Le barnum présidentiel

Le barnum de l’élection présidentielle n’a jamais mérité autant son appellation. Depuis que la campagne est lancée, les pronostics sont systématiquement déjoués et, à trois mois du premier tour, tout est encore imprévisible.

Exit François Hollande, battu Manuel Valls, écarté Arnaud Montebourg : c’est le quatrième choix des sondages, Benoît Hamon, qui a fini par emporter la primaire à gauche. Il y a six mois, personne ne l’imaginait à pareille fête !
Les ténors de la gauche ont ainsi rejoint les barons de la droite, Nicolas Sarkozy et Alain Juppé, qui avaient mordu la poussière face au « troisième homme », François Fillon. Fort de sa victoire, ce dernier a été intronisé, au lendemain de la primaire à droite, large favori de l’élection présidentielle.
Mais voilà qu’un troisième tour politico-judiciaire vient faire irruption qui pourrait bien éjecter François Fillon à son tour. Ce dirigeant politique au look austère, auto-proclamé sourcilleux gardien de la déontologie « républicaine », a eu des années durant un souci constant : s’accaparer l’argent public par les moyens de la cupidité la plus mesquine.
Sur fond d’un « tous pourris » qui est devenu l’antienne favorite parmi les électeurs, et d’une Marine Le Pen en embuscade, le feuilleton Penelope Fillon n’en a pas fini d’alimenter le populisme. Le million d’euros indûment tombé dans l’escarcelle du couple tout au long de dix années, y compris quand il était ministre, en dit long sur la moralité de « premier choix » du cycle des primaires. Les électeurs s’en éloignent massivement, sa dégringolade dans les sondages est vertigineuse, la route du pouvoir lui est désormais barrée. Pour retrouver un second souffle, la droite devra changer son candidat. Mais le scandale Fillon laissera des traces, et le statut de favori ne sera pas facile à retrouver.
A gauche, les participants à la primaire ont choisi un candidat « frondeur », c’est à dire en rupture avec le bilan de François Hollande. Benoît Hamon redonne une identité au PS, mais, dans le même temps, il fait exploser le pacte tacite scellé quand a été décidé le retrait de François Hollande. Cependant, du côté de la gauche, on sait la victoire hors de portée. Benoît Hamon veut avant tout que le PS reste la première force au sein de la gauche, devant Mélanchon notamment. Une fois évitée la faillite, une cure d’opposition après s’être recentré sur ses fondamentaux en attendant que les vents porteurs se lèvent à nouveau : c’est le lot commun des dirigeants socialistes qui se sont succédés à la tête du PS depuis l’après De Gaulle. A condition de ne pas trop céder aux sirènes de la surenchère, sur l’Europe notamment, le PS peut ainsi espérer sauver le navire du naufrage.

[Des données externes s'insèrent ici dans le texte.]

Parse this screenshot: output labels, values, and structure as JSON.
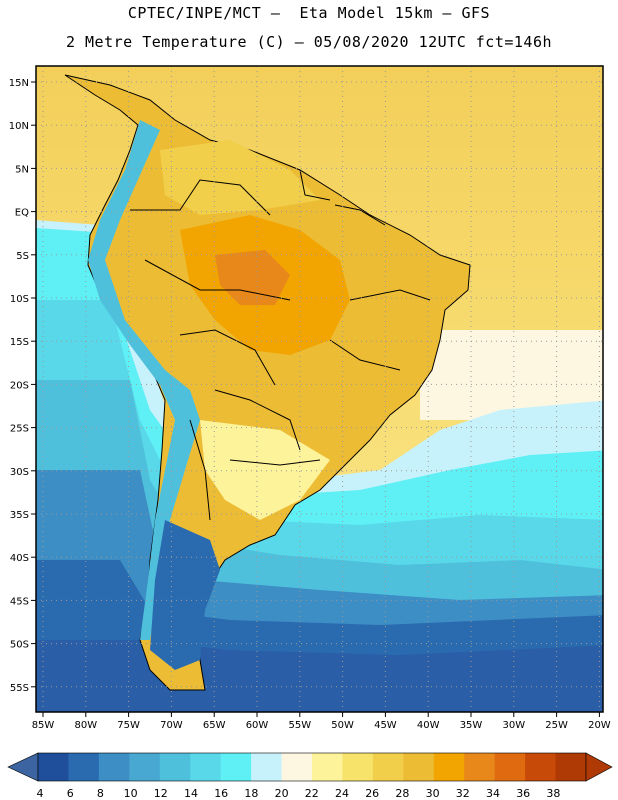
{
  "header": {
    "line1": "CPTEC/INPE/MCT –  Eta Model 15km – GFS",
    "line2": "2 Metre Temperature (C) – 05/08/2020 12UTC fct=146h"
  },
  "map": {
    "lat_labels": [
      "15N",
      "10N",
      "5N",
      "EQ",
      "5S",
      "10S",
      "15S",
      "20S",
      "25S",
      "30S",
      "35S",
      "40S",
      "45S",
      "50S",
      "55S"
    ],
    "lon_labels": [
      "85W",
      "80W",
      "75W",
      "70W",
      "65W",
      "60W",
      "55W",
      "50W",
      "45W",
      "40W",
      "35W",
      "30W",
      "25W",
      "20W"
    ]
  },
  "colorbar": {
    "labels": [
      "4",
      "6",
      "8",
      "10",
      "12",
      "14",
      "16",
      "18",
      "20",
      "22",
      "24",
      "26",
      "28",
      "30",
      "32",
      "34",
      "36",
      "38"
    ],
    "colors": [
      "#1f4f9a",
      "#2a6bb0",
      "#3d8ec4",
      "#48a8d2",
      "#4fc0dc",
      "#58d8e8",
      "#5ff0f6",
      "#c8f2fb",
      "#fdf7e2",
      "#fdf39a",
      "#f7e26a",
      "#f2cf4a",
      "#edbc35",
      "#f2a500",
      "#e8881a",
      "#e06a10",
      "#c84a08",
      "#b03a05"
    ],
    "left_arrow_color": "#3c64a0",
    "right_arrow_color": "#b03a05"
  }
}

Mais François Hollande et ses partisans ne voudront certainement pas assister impuissants au déchaînement des critiques à leur encontre. Emmanuel Macron sera le recours de nombre d’entre eux. Sa capacité à attirer les foules est un fait établi, qui accompagne une montée en puissance continue dans les sondages. Son discours fleure la démagogie, mais, de Jean Luc Mélanchon à Marine Le Pen, celle-ci est dans l’air du temps. Progressivement, le franc tireur solitaire prend rang de favori potentiel pour aller affronter l’extrême droite au second tour de l’élection. Encore faudra-t-il que la décomposition des structures politiques françaises dont il bénéficie n’ait pas fait entre temps définitivement le lit d’une extrême droite plus forte que jamais.
Cette élection présidentielle est devenue très incertaine. Une seule certitude s’impose désormais : aucun des favoris n’a mis une once de régionalisme dans son discours, et pour la Corse, l’avenir ne se construira en aucune façon à travers ce débat électoral somme toute assez insipide. Le seul véritable enjeu qui reste est l’enjeu européen que l’arrivée au pouvoir d’une Marine Le Pen ou d’un Jean Luc Mélenchon mettrait en grande difficulté, avec pour la Corse des conséquences mécaniques d’enfermement dans le tête à tête avec Paris.
Et, quelle que soit l’issue, nous aurons une priorité : nous renforcer pour affronter la future relation avec le nouveau pouvoir au sommet de l’Etat français.